Tell us about your background
I have a BSc in animal science, MSc in animal production and a PhD in animal science focusing on animal breeding. I have been working in the research and academic world for the last 30 years, including in offering long-term training.
What is your function and what are you currently working to accomplish in ACGG?
I am the co-PI in the ACGG project in Ethiopia and I coordinate the technical aspects of the project.
What is the next piece of work that you are focusing on?
We have a number of big activities in the coming two to three months. One is the beginning of the on-farm and on-station studies. We need to make the necessary final preparations to receive the fertile eggs and to prepare the hatchery facilities. We also have to finalize selection of brooding facilities in the different regions and make contractual agreements. The other major endeavor is the next innovation platform meeting: we need to identify participants and make the necessary arrangements for the meeting. In addition to that, we are analyzing the baseline data.
Why does this project matter and what gets you excited about it?
I believe that this project can make a difference in the poultry industry in Ethiopia and in the livelihoods of poultry producers, both small and large. In addition I believe that we can make the changes sustainable so they thrive after the project.
What about the project is a cause of concern for you and how can it be addressed?
Those involved in implementing of the project at the national and sub-national level are not working full-time on the project. At times other engagements may get precedence and the performance of project activities may suffer from that. We need to have a discussion with the project management so that some of us are able to work full-time on the project.
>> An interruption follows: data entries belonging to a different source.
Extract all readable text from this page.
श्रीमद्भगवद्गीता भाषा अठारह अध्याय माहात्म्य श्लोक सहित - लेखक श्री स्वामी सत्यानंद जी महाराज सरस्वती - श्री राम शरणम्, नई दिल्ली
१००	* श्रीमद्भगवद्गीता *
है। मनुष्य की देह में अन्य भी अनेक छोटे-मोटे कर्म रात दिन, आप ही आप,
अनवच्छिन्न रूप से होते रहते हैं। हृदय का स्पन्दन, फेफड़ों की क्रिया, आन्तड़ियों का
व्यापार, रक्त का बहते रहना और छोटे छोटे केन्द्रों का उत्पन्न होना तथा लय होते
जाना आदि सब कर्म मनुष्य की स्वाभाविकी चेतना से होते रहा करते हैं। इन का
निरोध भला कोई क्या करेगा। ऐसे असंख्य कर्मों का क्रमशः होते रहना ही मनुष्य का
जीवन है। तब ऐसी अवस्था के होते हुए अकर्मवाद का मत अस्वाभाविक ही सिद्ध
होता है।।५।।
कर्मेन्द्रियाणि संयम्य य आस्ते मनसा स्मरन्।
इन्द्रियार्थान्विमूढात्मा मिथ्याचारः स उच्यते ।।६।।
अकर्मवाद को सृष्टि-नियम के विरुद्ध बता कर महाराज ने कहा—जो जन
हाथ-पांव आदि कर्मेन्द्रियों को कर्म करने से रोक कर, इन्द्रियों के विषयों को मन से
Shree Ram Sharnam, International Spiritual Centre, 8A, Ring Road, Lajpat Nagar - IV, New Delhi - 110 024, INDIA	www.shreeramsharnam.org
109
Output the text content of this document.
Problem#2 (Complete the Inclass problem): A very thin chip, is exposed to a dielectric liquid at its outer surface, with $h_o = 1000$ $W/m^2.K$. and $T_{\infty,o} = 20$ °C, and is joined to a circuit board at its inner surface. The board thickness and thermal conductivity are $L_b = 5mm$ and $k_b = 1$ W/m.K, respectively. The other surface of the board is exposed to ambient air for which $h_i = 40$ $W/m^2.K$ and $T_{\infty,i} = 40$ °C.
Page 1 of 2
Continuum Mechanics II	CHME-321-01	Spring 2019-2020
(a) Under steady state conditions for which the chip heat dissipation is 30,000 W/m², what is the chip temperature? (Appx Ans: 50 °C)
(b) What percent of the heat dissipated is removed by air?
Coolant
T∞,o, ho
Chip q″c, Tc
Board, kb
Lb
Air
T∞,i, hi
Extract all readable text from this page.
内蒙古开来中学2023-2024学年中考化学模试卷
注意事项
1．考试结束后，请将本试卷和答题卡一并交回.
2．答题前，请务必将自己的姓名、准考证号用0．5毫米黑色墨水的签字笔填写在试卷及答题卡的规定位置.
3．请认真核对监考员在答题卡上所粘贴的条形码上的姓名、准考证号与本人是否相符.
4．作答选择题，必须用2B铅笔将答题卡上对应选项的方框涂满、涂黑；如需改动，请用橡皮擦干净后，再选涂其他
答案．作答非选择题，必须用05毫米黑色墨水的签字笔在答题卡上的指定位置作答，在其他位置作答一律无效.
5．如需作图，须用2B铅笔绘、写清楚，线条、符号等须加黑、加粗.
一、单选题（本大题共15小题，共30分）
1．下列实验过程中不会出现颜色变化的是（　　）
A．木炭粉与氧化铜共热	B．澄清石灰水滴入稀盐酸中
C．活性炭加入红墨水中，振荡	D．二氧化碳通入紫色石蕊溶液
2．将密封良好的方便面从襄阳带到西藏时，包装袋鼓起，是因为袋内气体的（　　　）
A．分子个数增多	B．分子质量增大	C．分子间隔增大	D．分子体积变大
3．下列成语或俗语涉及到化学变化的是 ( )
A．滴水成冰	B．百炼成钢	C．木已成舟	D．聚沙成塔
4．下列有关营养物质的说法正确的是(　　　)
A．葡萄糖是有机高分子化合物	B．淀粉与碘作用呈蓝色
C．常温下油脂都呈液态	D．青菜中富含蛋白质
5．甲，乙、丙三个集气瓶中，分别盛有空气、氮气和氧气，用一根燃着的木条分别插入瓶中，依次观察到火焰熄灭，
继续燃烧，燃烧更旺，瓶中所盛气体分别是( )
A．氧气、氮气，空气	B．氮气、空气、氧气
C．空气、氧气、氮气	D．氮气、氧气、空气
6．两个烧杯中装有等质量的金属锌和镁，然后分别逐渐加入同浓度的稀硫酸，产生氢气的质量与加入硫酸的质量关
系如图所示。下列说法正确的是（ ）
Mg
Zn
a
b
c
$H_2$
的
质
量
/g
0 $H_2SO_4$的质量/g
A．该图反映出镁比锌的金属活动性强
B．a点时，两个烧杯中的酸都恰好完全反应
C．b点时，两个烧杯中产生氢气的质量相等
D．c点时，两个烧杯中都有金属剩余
In addition, careful planning of project activities and other activities should be ensured to avoid overlaps.
What do you foresee as the lasting impact of ACGG?
As I said earlier, the project can have a positive impact on the poultry industry of the country. The choice of the appropriate genotype(s) and the public-private partnership that will be developed are likely to ensure the adoption of high-producing chickens in a sustainable way.
Any other thoughts?
The success of the project like (or even more than) other activities requires commitment of those who are involved in it and we need to commit ourselves to succeed.